By their nature, forward-looking statements involve risk and uncertainty because they relate to future events and circumstances. These may be affected by changes in legislation, the development of standards and interpretations under International Financial Reporting Standards (IFRS), evolving practices with regard to the interpretation and application of accounting and regulatory standards, the outcome of current and future legal proceedings and regulatory investigations, future levels of conduct provisions, the policies and actions of governmental and regulatory authorities, geopolitical risks and the impact of competition. In addition, factors including (but not limited to) the following may have an effect: capital, leverage and other regulatory rules (including with regard to the future structure of the Group) applicable to past, current and future periods; UK domestic, Eurozone and global macroeconomic and business conditions; the effects of continued volatility in credit markets; market related risks such as changes in interest rates and foreign exchange rates; effects of changes in valuation of credit market exposures; changes in valuation of issued securities; volatility in capital markets; changes in credit ratings of the Group; the potential for one or more countries exiting the Eurozone; the ability to implement the Transform programme; and the success of future acquisitions, disposals and other strategic transactions. A number of these influences and factors are beyond the Group's control. As a result, the Group's actual future results, dividend payments, and capital and leverage ratios may differ materially from the plans, goals, and expectations set forth in the Group's forward-looking statements. The list above is not exhaustive and there are other factors that may cause the Company's actual results to differ materially from the forward-looking statements contained in this announcement.
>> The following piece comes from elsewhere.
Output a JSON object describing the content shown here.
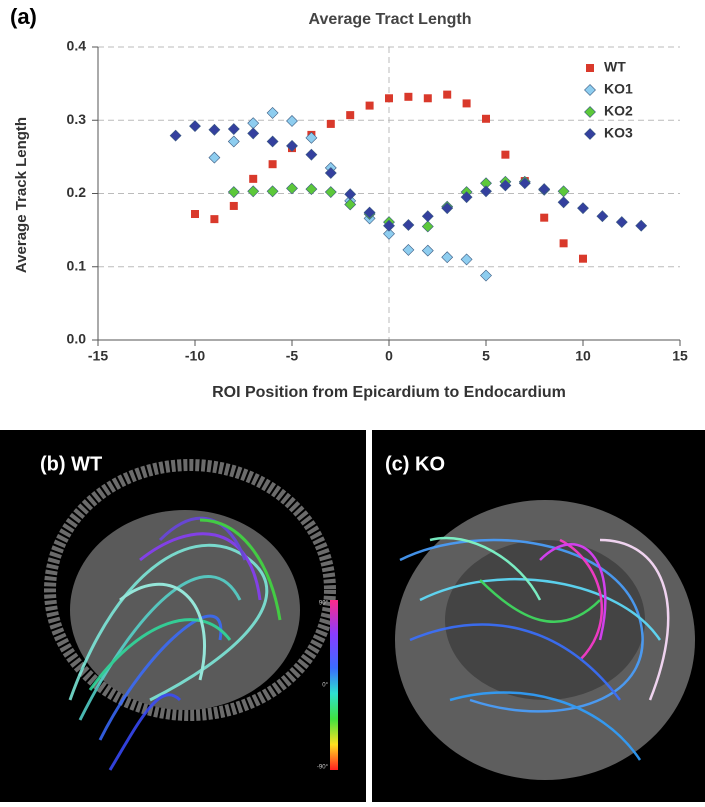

Undue reliance should, therefore, not be placed on such forward-looking statements in this announcement. You are also advised to read carefully the risk factors set out on in the section entitled "Risk Factors" in the Prospectus or US Prospectus (as applicable) for a discussion of certain factors that should be considered when deciding what action to take in relation to the Rights Issue.

 

Any forward-looking statements made herein speak only as of the date they are made and it should not be assumed that they have been revised or updated in the light of new information or future events. Except as required by the FCA, the London Stock Exchange, the Prospectus Directive, the Listing Rules, the Disclosure and Transparency Rules, the SEC or applicable law, Barclays, the Banks and their respective affiliates expressly disclaim any obligation or undertaking to update, review or revise any forward-looking statement contained herein to reflect any change in Barclays' expectations with regard thereto or any change in events, conditions or circumstances on which any such statement is based or otherwise. The reader of this announcement should, however, consult any additional disclosures that Barclays has made or may make in documents it has published or may publish via the Regulatory News Service of the London Stock Exchange and/or has filed or may file with the SEC.

 

Nothing in this announcement is intended, or is to be construed, as a profit forecast or to be interpreted to mean that earnings per Barclays share for the current or future financial years will necessarily match or exceed the historical published earnings per Barclays share.

 

You are advised to read this announcement and the Prospectus, the US Prospectus or the Canadian Offering Memorandum (as applicable) in their entirety for a further discussion of the factors that could affect Barclays' future performance. In light of these risks, uncertainties and assumptions, the events described in the forward-looking statements in this announcement may not occur.